Thomas Allvin, Executive Director for Strategy and Healthcare Systems at EFPIA
Allvin argued that Europe must pivot towards a prevention-focused system based on early screening, environmental interventions, support for smoking cessation, AI-assisted diagnostics and more community-based healthcare. Such a shift, he said, is not only a public health necessity but an economic imperative.
Industry representatives including EUFOREA and GSK supported this view, pointing to increasing pressures on primary care systems and the promising role of emerging technologies.
These conditions are too often diagnosed late, resulting in higher costs, poorer outcomes, and unnecessary suffering
Early detection
Dr Zsuzsanna Miklós, of Budapest’s National Korányi Institute of Pulmonology, explained her role in the JARED initiative, which is developing coordinated, science-based approaches to combat chronic respiratory diseases such as COPD and asthma.
One of its most promising developments has been the use of mobile screening units, which allow healthcare services to reach rural or underserved areas. Early diagnosis, she stressed, is often the single most important factor in improving both survival rates and quality of life.

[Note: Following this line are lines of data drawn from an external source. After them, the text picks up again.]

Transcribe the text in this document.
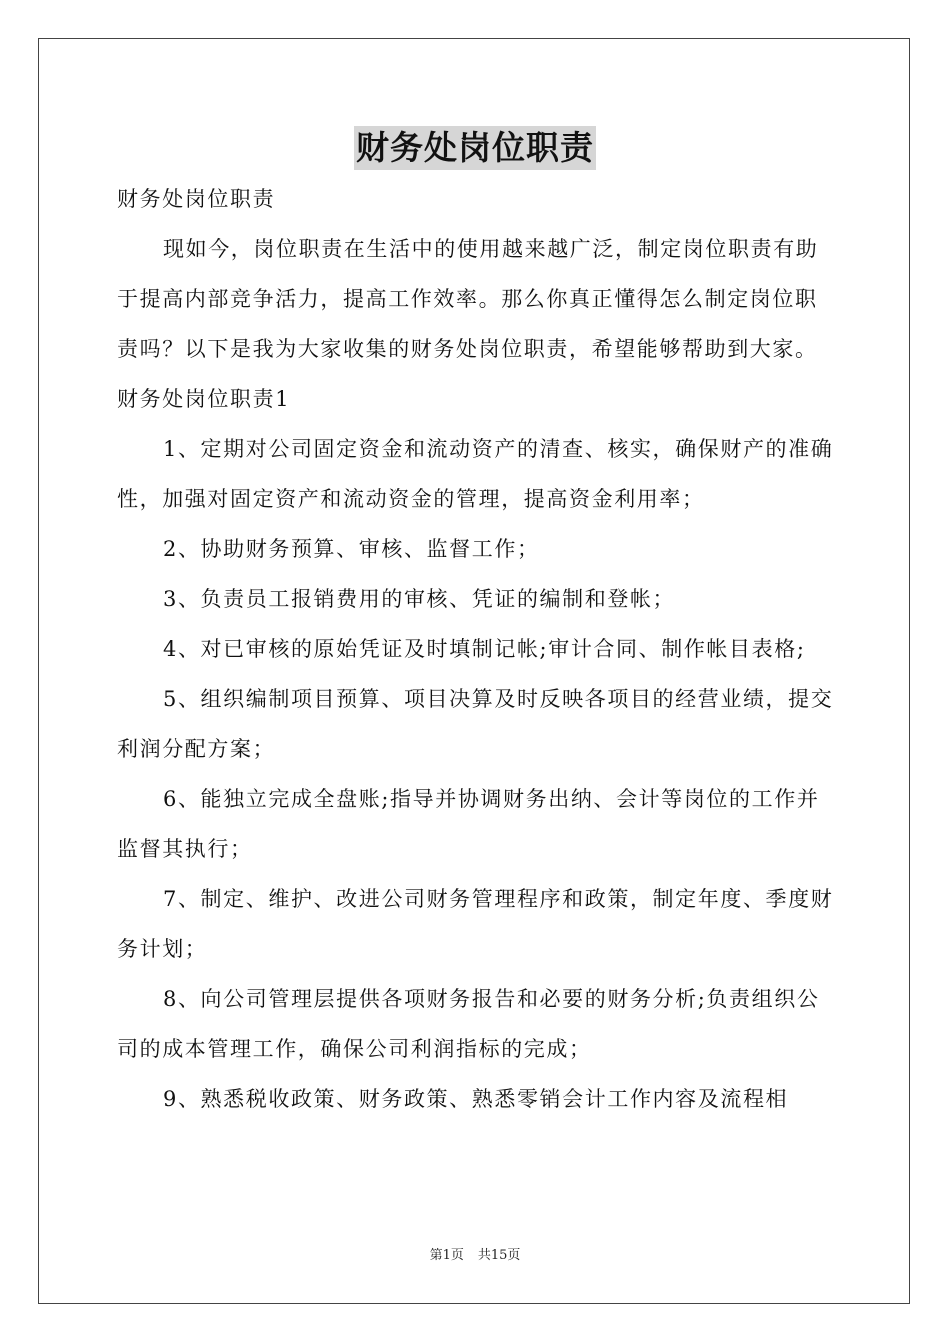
财务处岗位职责

财务处岗位职责

现如今，岗位职责在生活中的使用越来越广泛，制定岗位职责有助于提高内部竞争活力，提高工作效率。那么你真正懂得怎么制定岗位职责吗？以下是我为大家收集的财务处岗位职责，希望能够帮助到大家。

财务处岗位职责1

1、定期对公司固定资金和流动资产的清查、核实，确保财产的准确性，加强对固定资产和流动资金的管理，提高资金利用率；

2、协助财务预算、审核、监督工作；

3、负责员工报销费用的审核、凭证的编制和登帐；

4、对已审核的原始凭证及时填制记帐;审计合同、制作帐目表格;

5、组织编制项目预算、项目决算及时反映各项目的经营业绩，提交利润分配方案；

6、能独立完成全盘账;指导并协调财务出纳、会计等岗位的工作并监督其执行；

7、制定、维护、改进公司财务管理程序和政策，制定年度、季度财务计划；

8、向公司管理层提供各项财务报告和必要的财务分析;负责组织公司的成本管理工作，确保公司利润指标的完成；

9、熟悉税收政策、财务政策、熟悉零销会计工作内容及流程相

第1页 共15页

“These conditions are too often diagnosed late,” she said, “resulting in higher costs, poorer outcomes, and unnecessary suffering.”
By bringing screening into communities rather than waiting within overstretched hospital systems, JARED offers a model for equitable and scalable European action.
A European opportunity
As EU institutions shape the next multi-year budget, the case for prioritising respiratory health is becoming increasingly hard to ignore. With 36 million people in Europe affected by COPD – and many millions more thought to be undiagnosed – this not simply a health policy issue. It is about Europe’s ability to sustain a productive workforce, reduce preventable health costs, support innovation, and safeguard social resilience.
What emerged from the debate in the European Parliament was a growing consensus that only a dedicated EU action plan can close the gap between ambition and delivery.